Toujours au sujet de la procédure de consultation, les partisans d'une telle façon de faire ont relevé que cela permettrait de savoir précisément quels sont les besoins des cantons. Un extrait du rapport sur la migration illégale du 23 juin 2004 montre que cinq cantons souhaitent une prolongation de la détention aux fins d'expulsion, alors que les propos du chef du département laissent à penser que les cantons sont unanimes sur ce point.

La discussion a été momentanément suspendue, étant donné que la commission a reçu notre collègue Jean-Paul Glasson, membre de la Commission de gestion, et Monsieur Tobler, membre du Contrôle parlementaire de l'administration.

Monsieur Glasson a expliqué que la Commission de gestion, selon sa propre procédure, avait chargé le Contrôle parlementaire de l'administration de procéder à une analyse des mesures de contrainte, de leurs effets dix ans après leur entrée en vigueur. Monsieur Glasson a précisé qu'il allait essentiellement être question de la détention en vue du refoulement. La sous-commission a entendu divers experts, notamment Monsieur le professeur Martin Killias, des représentants de l'Office fédéral des migrations, ainsi que des représentants des cantons de Zurich, Genève et Saint-Gall. Ces auditions ont mis en évidence une grande diversité des pratiques et d'appréciation de l'efficacité réelle des mesures. La sous-commission poursuivait son évaluation et n'était donc pas en mesure de formuler des recommandations à l'époque - ce qui est maintenant chose faite. D'une manière générale, aucun des experts entendus n'a remis en cause le principe de la détention aux fins de refoulement. Les modalités pratiques, ainsi que la durée de la détention, sont par contre appréciées de manière contrastée.

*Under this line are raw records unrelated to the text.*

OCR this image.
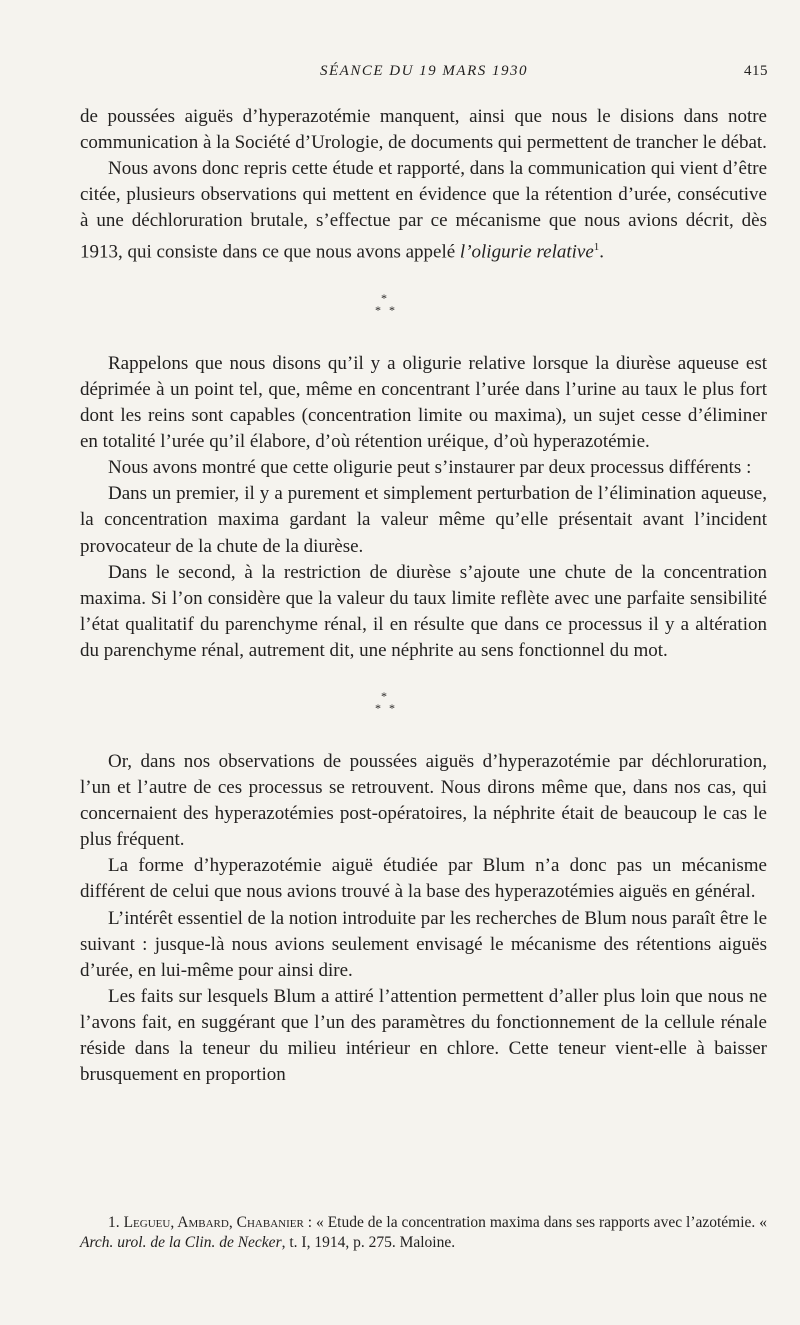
SÉANCE DU 19 MARS 1930	415

de poussées aiguës d’hyperazotémie manquent, ainsi que nous le disions dans notre communication à la Société d’Urologie, de documents qui permettent de trancher le débat.

Nous avons donc repris cette étude et rapporté, dans la communication qui vient d’être citée, plusieurs observations qui mettent en évidence que la rétention d’urée, consécutive à une déchloruration brutale, s’effectue par ce mécanisme que nous avions décrit, dès 1913, qui consiste dans ce que nous avons appelé l’oligurie relative$^1$.

*
* *

Rappelons que nous disons qu’il y a oligurie relative lorsque la diurèse aqueuse est déprimée à un point tel, que, même en concentrant l’urée dans l’urine au taux le plus fort dont les reins sont capables (concentration limite ou maxima), un sujet cesse d’éliminer en totalité l’urée qu’il élabore, d’où rétention uréique, d’où hyperazotémie.

Nous avons montré que cette oligurie peut s’instaurer par deux processus différents :

Dans un premier, il y a purement et simplement perturbation de l’élimination aqueuse, la concentration maxima gardant la valeur même qu’elle présentait avant l’incident provocateur de la chute de la diurèse.

Dans le second, à la restriction de diurèse s’ajoute une chute de la concentration maxima. Si l’on considère que la valeur du taux limite reflète avec une parfaite sensibilité l’état qualitatif du parenchyme rénal, il en résulte que dans ce processus il y a altération du parenchyme rénal, autrement dit, une néphrite au sens fonctionnel du mot.

*
* *

Or, dans nos observations de poussées aiguës d’hyperazotémie par déchloruration, l’un et l’autre de ces processus se retrouvent. Nous dirons même que, dans nos cas, qui concernaient des hyperazotémies post-opératoires, la néphrite était de beaucoup le cas le plus fréquent.

La forme d’hyperazotémie aiguë étudiée par Blum n’a donc pas un mécanisme différent de celui que nous avions trouvé à la base des hyperazotémies aiguës en général.

L’intérêt essentiel de la notion introduite par les recherches de Blum nous paraît être le suivant : jusque-là nous avions seulement envisagé le mécanisme des rétentions aiguës d’urée, en lui-même pour ainsi dire.

Les faits sur lesquels Blum a attiré l’attention permettent d’aller plus loin que nous ne l’avons fait, en suggérant que l’un des paramètres du fonctionnement de la cellule rénale réside dans la teneur du milieu intérieur en chlore. Cette teneur vient-elle à baisser brusquement en proportion

1. Legueu, Ambard, Chabanier : « Etude de la concentration maxima dans ses rapports avec l’azotémie. « Arch. urol. de la Clin. de Necker, t. I, 1914, p. 275. Maloine.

Monsieur Tobler a expliqué que le Contrôle parlementaire de l'administration avait eu à répondre à quatre questions sur mandat de la Commission de gestion.

Première question: quelles mesures de contrainte ont-elles été mises en oeuvre et de quelle manière dans les différents cantons? Subsiste-t-il des différences notables entre cantons? L'évaluation entreprise au sein des cinq cantons retenus a mis en évidence un fait déjà connu, à savoir une mise en oeuvre cantonale fort variable, tant en matière de détention aux fins d'expulsion que préparatoire. La durée de la détention, les personnes concernées varient grandement d'un canton à l'autre. L'une des causes de ces différences réside dans la façon dont les offices cantonaux appliquent les dispositions légales. Le taux de renvoi varie de 50 à 90 pour cent, avec une efficacité maximale dans le domaine des étrangers pour ce qui a trait à la détention aux fins d'expulsion. En matière d'asile, le succès n'est atteint que si une éventuelle détention est examinée au regard de la possibilité de renvoyer l'étranger concerné. Le canton de Schaffhouse est à ce titre exemplaire, avec un taux de retour de 86 pour cent. Les cinq cantons examinés présentent une moyenne de 73 pour cent. A aucun moment l'efficacité de la détention aux fins d'expulsion n'a été remise en question.

La comparaison entre l'efficacité et la durée de la détention démontre que les plus hauts taux de réussite sont atteints lorsque la durée de détention est relativement courte. Lorsque la durée de détention augmente, le taux de réussite baisse.